Anyone who has read Room by Emma Donoghue is surely not surprised at all by its success or the Man Booker Prize love it received. After all, the book is completely original in a time when many books seem so like something else you've read before. It is daring and as unashamedly horrific in subject matter as it is entirely lovely and life-affirming.
The story, about one little boy and his mother, begins in Room where they live. Yet, as the story progresses, the reader quickly starts to realise that despite the narration of this happy little boy, the world in which he lives is not one where he should stay. And, when an opportunity presents itself, Ma decides it's time to tell young Jack the truth about their home as she needs him to help them escape it.
It's a book that keeps the reader guessing, never sure what is going to happen next, and offers numerous terrifying moments and those that fill you with joy.
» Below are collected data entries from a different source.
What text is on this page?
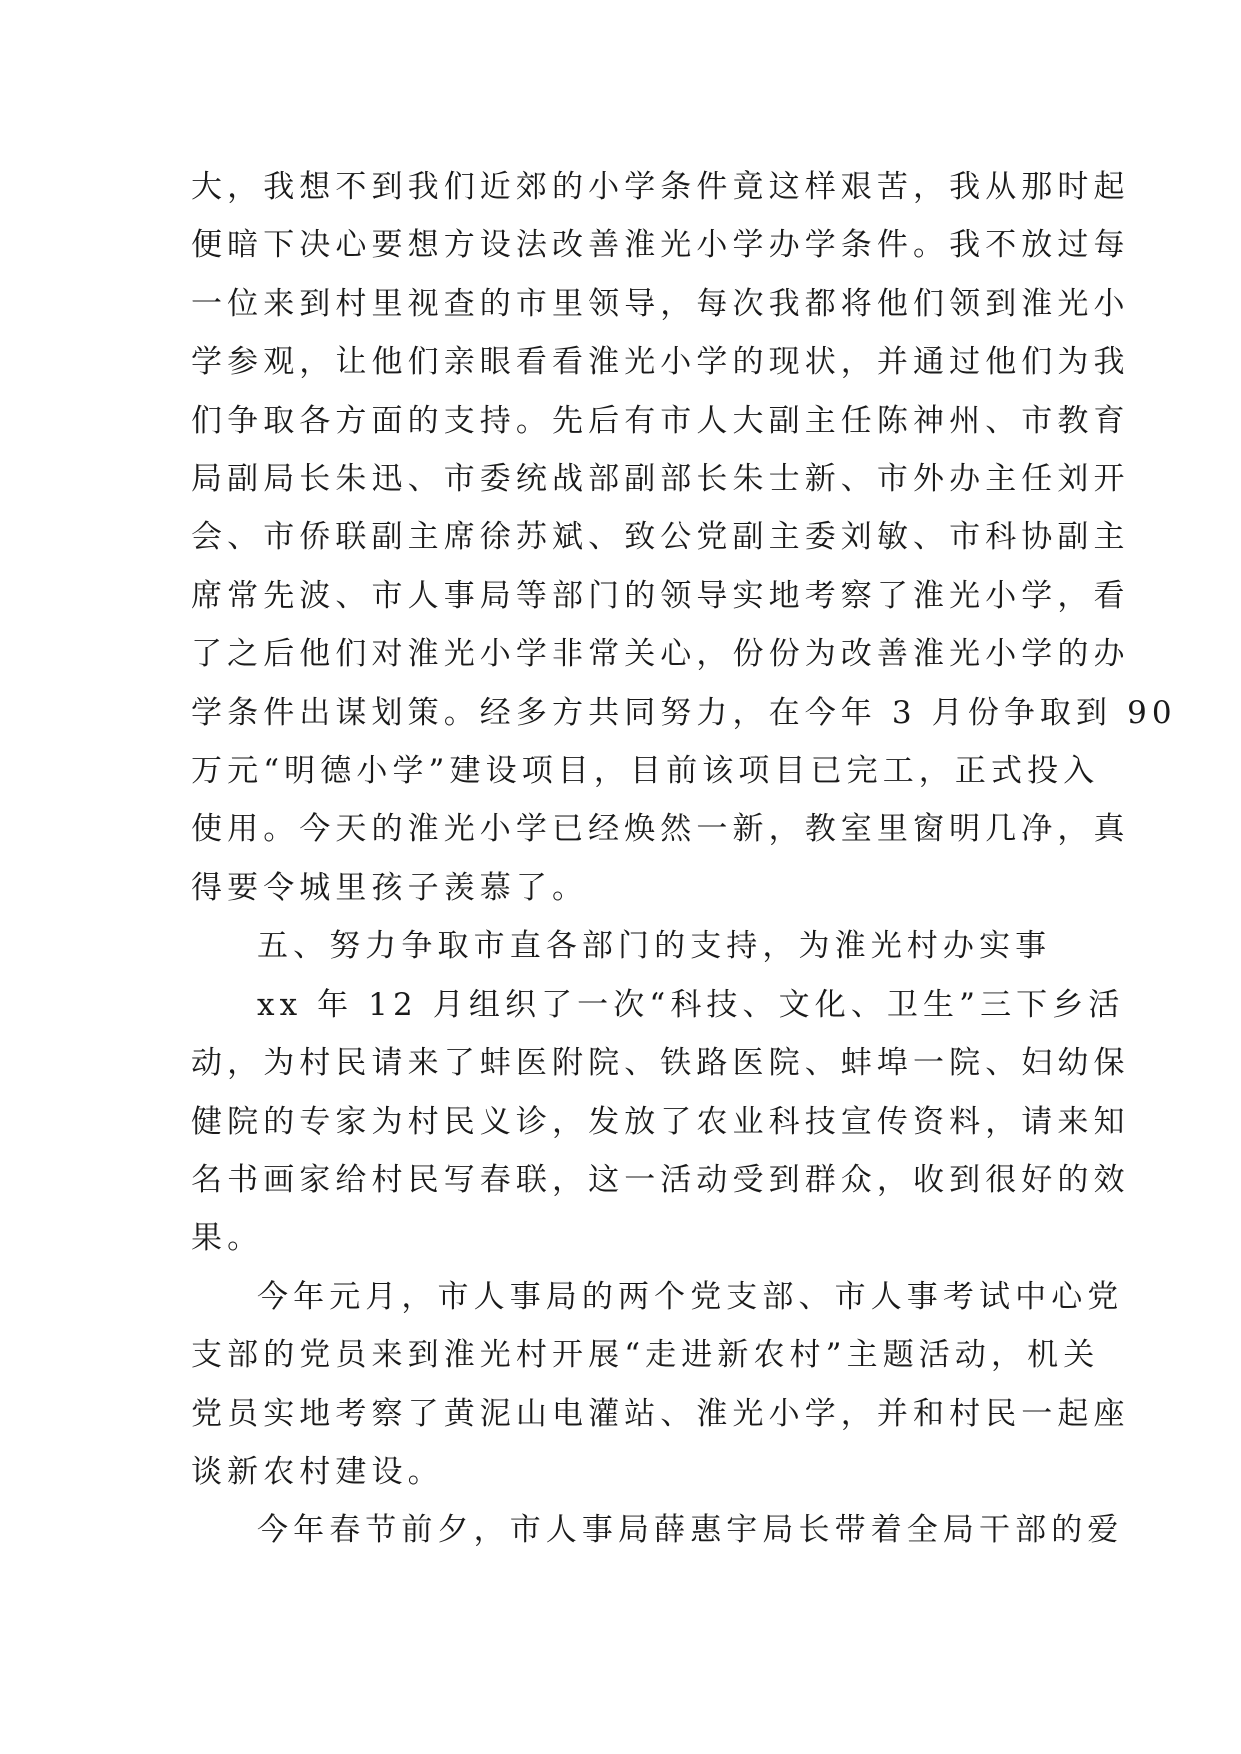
大，我想不到我们近郊的小学条件竟这样艰苦，我从那时起
便暗下决心要想方设法改善淮光小学办学条件。我不放过每
一位来到村里视查的市里领导，每次我都将他们领到淮光小
学参观，让他们亲眼看看淮光小学的现状，并通过他们为我
们争取各方面的支持。先后有市人大副主任陈神州、市教育
局副局长朱迅、市委统战部副部长朱士新、市外办主任刘开
会、市侨联副主席徐苏斌、致公党副主委刘敏、市科协副主
席常先波、市人事局等部门的领导实地考察了淮光小学，看
了之后他们对淮光小学非常关心，份份为改善淮光小学的办
学条件出谋划策。经多方共同努力，在今年 3 月份争取到 90
万元“明德小学”建设项目，目前该项目已完工，正式投入
使用。今天的淮光小学已经焕然一新，教室里窗明几净，真
得要令城里孩子羡慕了。
五、努力争取市直各部门的支持，为淮光村办实事
xx 年 12 月组织了一次“科技、文化、卫生”三下乡活
动，为村民请来了蚌医附院、铁路医院、蚌埠一院、妇幼保
健院的专家为村民义诊，发放了农业科技宣传资料，请来知
名书画家给村民写春联，这一活动受到群众，收到很好的效
果。
今年元月，市人事局的两个党支部、市人事考试中心党
支部的党员来到淮光村开展“走进新农村”主题活动，机关
党员实地考察了黄泥山电灌站、淮光小学，并和村民一起座
谈新农村建设。
今年春节前夕，市人事局薛惠宇局长带着全局干部的爱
For the adaptation, director Lenny Abrahamson shows great respect for the source material and has put together a stunning cast who he has led beautifully. Author Emma Donoghue returned to pen the screenplay too and has done a staggeringly great job at understanding storytelling in two very different forms. The film captures both the heart and horror of the novel and, though a few details are lost in the conversion, these details are none that are likely to upset lovers of the book. The fundamentals are there and the story remains the emotional roller coaster you'd expect.Brie Larson leads as Ma and, were it not for the incredible find of young Jacob Tremblay who plays Jack, it would be impossible to look anywhere else but straight at her for the majority of the film. Larson's performance is utterly riveting as she balances the constant pain of her situation and the need to create a positive, magical and safe world for her son. Ma is a wildly conflicted and complex character and Larson has brought her to the screen with great love and care. Just give her all the awards already! Similarly, Tremblay does a superb job of capturing the frustration, affection and wide-eyed wonder of a character whose world is thrown into chaos with the revelation that all is not as he once believed.
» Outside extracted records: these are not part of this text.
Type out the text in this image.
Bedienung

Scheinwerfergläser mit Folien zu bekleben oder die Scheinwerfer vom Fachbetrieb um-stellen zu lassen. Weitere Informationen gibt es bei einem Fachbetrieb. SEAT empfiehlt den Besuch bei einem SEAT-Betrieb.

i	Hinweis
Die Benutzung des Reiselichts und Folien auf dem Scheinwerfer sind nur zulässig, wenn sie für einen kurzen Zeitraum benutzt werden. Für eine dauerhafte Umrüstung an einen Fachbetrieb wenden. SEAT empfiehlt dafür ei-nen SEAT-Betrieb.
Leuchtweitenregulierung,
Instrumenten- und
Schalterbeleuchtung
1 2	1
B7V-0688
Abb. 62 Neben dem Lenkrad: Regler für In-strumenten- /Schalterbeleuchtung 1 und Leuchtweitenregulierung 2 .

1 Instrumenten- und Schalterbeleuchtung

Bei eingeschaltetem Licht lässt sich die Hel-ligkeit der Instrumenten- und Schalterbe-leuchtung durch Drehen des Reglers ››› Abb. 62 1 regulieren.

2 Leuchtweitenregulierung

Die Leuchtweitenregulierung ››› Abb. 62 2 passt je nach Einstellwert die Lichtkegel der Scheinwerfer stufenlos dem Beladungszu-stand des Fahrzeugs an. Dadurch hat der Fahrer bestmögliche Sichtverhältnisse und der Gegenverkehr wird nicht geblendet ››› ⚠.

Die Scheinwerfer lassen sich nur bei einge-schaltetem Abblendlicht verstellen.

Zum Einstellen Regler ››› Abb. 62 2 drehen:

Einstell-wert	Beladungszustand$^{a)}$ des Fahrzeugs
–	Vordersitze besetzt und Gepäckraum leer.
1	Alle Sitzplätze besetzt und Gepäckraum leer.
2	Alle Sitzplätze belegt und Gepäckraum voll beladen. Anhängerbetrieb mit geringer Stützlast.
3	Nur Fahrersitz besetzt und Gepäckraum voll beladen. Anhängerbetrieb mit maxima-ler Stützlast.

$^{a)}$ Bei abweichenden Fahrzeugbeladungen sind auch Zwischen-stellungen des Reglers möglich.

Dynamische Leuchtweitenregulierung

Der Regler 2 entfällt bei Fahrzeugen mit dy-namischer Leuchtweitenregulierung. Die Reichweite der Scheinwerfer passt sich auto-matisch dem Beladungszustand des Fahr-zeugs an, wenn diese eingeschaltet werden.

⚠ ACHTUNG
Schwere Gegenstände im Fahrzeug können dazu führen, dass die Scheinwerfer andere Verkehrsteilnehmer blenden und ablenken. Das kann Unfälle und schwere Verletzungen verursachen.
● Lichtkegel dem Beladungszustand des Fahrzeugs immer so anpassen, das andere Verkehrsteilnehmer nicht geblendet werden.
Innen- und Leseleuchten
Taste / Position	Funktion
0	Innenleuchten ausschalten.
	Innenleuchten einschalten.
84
Room is not an easy watch by any stretch but that will again come as no surprise to fans of the novel. It is gut-wrenching and adorable in equal measure to watch the mother/son relationship as the story moves forward and, as the film is not just from Jacob's perspective, we see the world beyond him and really get to know both characters well. Of course, though this relationship is what lies at the heart of Room, there are plenty more twists and turns besides to keep viewers guessing just as the book did with its readers.
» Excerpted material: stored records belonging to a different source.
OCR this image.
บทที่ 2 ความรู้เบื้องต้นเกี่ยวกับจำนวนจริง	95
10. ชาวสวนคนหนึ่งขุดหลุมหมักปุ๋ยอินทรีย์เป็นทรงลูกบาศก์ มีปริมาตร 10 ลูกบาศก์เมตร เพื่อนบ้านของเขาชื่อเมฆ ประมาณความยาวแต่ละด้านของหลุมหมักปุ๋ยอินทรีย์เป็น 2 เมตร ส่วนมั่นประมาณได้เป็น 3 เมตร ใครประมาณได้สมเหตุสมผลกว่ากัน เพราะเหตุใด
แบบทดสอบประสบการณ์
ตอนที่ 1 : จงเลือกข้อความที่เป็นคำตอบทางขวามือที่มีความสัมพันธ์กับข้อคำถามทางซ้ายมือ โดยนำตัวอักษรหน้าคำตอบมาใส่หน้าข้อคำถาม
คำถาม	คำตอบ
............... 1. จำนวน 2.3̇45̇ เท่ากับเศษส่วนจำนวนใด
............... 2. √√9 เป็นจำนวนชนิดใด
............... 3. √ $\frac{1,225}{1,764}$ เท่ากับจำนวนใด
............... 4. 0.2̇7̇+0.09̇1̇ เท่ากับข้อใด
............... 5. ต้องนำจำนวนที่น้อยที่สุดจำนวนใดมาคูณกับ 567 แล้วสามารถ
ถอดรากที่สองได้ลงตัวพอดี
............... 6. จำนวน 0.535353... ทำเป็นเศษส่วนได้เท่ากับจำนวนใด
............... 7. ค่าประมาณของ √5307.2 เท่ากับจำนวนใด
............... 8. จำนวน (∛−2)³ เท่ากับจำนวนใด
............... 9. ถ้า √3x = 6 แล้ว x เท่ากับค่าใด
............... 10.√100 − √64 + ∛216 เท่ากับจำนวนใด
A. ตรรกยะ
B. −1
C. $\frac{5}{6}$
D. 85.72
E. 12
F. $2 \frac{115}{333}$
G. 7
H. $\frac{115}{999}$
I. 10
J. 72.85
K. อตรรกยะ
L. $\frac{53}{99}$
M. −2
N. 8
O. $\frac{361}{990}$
As a novel, Room is brave and original storytelling. It spun a story that examined the power of human resilience and familial love. But it was a very difficult read, and not just because of the subject matter. The narration from five-year-old Jacob was often jarring and made the book difficult to get into. Personally, I gave up on it after a couple of chapters. Then someone told me to persevere – and was I glad I did!
The flawless adaptation has all that readers were blown away by with the novel but, without the narration, it is easier to fall through that skylight and immerse yourself in Room right alongside Ma and Jacob from the outset. And you won't leave their side until the very end.
Room is currently showing at the London Film Festival. It is expected to have a wider cinematic release in January 2016.